# How much light does Umbrella plant need?(Spathiphyllum wallisii)



## Axis of Weasel (Jan 28, 2008)

This site says medium light
http://www.aqua-fish.net/show.php?what=plant&cur_lang=2&id=140

this site says very intense light
http://www.fishlore.com/Plants-Umbrella.htm


----------



## Diana K (Dec 20, 2007)

I have grown it in an East facing window, just a little morning sun, and have seen some great plants with just flourescent office light. 
Under water... for get it. It just dies slowly.


----------



## owenj (Jan 8, 2008)

I agree. Spathiphyllum wallisii, aka Peace Lily is a tropical plant that can withstand low light in _houses_. It isn't an aquatic plant. Sadly I've seen Petco selling these & other houseplants as suitable for aquariums. 
~Jaime


----------



## Angie (Dec 4, 2005)

I have some in my 20 gallon guess Ill remove it when it dies off.


----------



## 90gal (Jan 7, 2008)

Is this the same as the Brazilian Sword? It looks like it and I have two of those which are only doing marginally okay.


----------



## hoppycalif (Apr 7, 2005)

No, it isn't the same as Brazillian Sword, which is an Echinodorus species.
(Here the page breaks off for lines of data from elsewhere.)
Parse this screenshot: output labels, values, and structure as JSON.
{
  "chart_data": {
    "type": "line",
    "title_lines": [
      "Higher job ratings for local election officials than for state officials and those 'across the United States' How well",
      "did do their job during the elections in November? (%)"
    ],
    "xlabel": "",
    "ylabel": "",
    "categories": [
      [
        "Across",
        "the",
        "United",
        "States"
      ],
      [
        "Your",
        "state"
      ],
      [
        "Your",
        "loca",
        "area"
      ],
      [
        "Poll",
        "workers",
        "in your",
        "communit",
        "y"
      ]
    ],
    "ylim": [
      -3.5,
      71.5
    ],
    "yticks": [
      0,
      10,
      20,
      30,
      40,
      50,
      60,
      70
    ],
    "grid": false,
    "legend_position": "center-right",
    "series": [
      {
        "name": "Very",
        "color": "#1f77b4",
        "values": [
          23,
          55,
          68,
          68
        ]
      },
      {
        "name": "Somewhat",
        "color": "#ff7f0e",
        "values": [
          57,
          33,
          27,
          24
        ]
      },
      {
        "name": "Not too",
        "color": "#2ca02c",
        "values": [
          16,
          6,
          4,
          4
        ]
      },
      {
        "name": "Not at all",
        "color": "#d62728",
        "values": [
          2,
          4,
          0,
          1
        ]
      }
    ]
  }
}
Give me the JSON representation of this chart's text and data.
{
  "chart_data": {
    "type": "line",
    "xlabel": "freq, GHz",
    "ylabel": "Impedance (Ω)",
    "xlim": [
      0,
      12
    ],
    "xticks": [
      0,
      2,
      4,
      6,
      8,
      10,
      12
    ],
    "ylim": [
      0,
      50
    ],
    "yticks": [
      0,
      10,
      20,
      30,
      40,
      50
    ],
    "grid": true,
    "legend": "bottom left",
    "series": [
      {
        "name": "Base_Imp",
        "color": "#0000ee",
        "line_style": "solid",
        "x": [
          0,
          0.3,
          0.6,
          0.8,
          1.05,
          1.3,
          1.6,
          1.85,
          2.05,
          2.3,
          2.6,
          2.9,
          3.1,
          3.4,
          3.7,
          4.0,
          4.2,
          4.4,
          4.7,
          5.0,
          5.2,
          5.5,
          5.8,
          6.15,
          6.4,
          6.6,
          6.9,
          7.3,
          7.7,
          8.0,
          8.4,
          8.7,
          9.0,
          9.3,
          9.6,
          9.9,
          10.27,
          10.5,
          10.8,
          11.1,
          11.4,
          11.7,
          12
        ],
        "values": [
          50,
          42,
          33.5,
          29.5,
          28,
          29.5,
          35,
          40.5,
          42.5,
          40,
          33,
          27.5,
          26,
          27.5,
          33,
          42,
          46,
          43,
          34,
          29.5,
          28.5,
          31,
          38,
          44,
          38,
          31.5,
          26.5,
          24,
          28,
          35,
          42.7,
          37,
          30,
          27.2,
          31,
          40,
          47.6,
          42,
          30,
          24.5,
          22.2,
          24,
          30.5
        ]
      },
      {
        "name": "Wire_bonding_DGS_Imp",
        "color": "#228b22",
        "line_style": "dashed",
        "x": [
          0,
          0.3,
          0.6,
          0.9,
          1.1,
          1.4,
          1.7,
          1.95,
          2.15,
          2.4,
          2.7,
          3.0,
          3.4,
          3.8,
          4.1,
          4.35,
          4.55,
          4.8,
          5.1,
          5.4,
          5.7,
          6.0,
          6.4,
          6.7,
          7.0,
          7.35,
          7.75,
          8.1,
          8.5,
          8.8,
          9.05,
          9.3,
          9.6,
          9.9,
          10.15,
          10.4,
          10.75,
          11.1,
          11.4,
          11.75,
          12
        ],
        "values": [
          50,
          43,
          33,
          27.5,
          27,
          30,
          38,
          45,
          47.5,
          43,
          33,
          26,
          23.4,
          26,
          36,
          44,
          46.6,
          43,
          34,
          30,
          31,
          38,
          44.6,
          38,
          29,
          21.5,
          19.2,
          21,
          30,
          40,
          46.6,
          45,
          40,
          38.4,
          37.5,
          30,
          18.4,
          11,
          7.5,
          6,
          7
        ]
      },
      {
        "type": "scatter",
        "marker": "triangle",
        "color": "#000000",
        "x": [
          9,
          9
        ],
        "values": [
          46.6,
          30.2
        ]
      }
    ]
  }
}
If your sword is only doing marginally well it is likely to be short of some of the essential nutrients, most likely carbon, nitrate or phosphate.


----------



## Angelsdad (Feb 3, 2008)

Axis, the umbrella plant is a great water garden plant but it isn't meant for aquarium use. I have several in my koi pond and they overwinter here south Arkansas just fine. They take anything from full sun to 3/4 shade from my experience.


----------